Although crime, both nationally and in New York City, has plummeted since the early 1990s and the country’s homicide rate is at an all-time low, this decline has been neither smooth nor uncomplicated. The pandemic years brought about a surge in violence and other crimes across the country, from which many cities have only recently recovered. New York City’s historically low crime rate from 2016 to 2019 gave way to an explosion in violence in 2020 and 2021. Although shootings and murders have now fallen to historic lows, overall major crime remained substantially higher in 2025 than it had been in 2019.
What’s plain is that the challenge of curbing crime to its lowest possible level and keeping it there demands all viable strategies, not just enforcement. The fiscal uncertainty of this moment for city managers—given fluctuations in the economy, the tax code, and federal funding—should also burnish the appeal of services that are already largely funded as part of a city’s budget, such as improvements to lighting and the planting of trees. The architect Jeanne Gang has observed that a city owns anywhere from 50 percent to 90 percent of a neighborhood, such as its streets, public-housing developments, libraries, and firehouses, and has many capital projects going at any one time. With just a bit more coordination, a project to add a new speed bump or median strip could also involve adding brighter streetlamps and some greenery, which can enhance the built environment and reinforce the informal connections and constraints that help keep people safe.

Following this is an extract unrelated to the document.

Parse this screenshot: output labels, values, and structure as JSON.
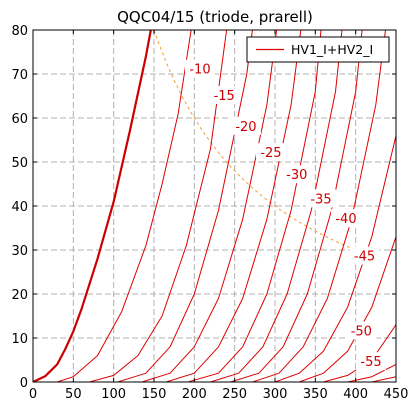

Police officers, of course, play an essential role in ensuring safety, not least because they have the power and training to do what other citizens can’t. But because reducing crime and disorder is about managing behavior and controlling risk, police are not the only—and are sometimes not the best—way to accomplish these goals in a durable way. The city’s investments in street lighting and civic services a decade ago helped lead to the lowest crime and incarceration rates in decades. As New York City becomes once again split over the best way to keep people safe, there is value in turning to the evidence, which shows that good urban design can have a lasting effect on public safety.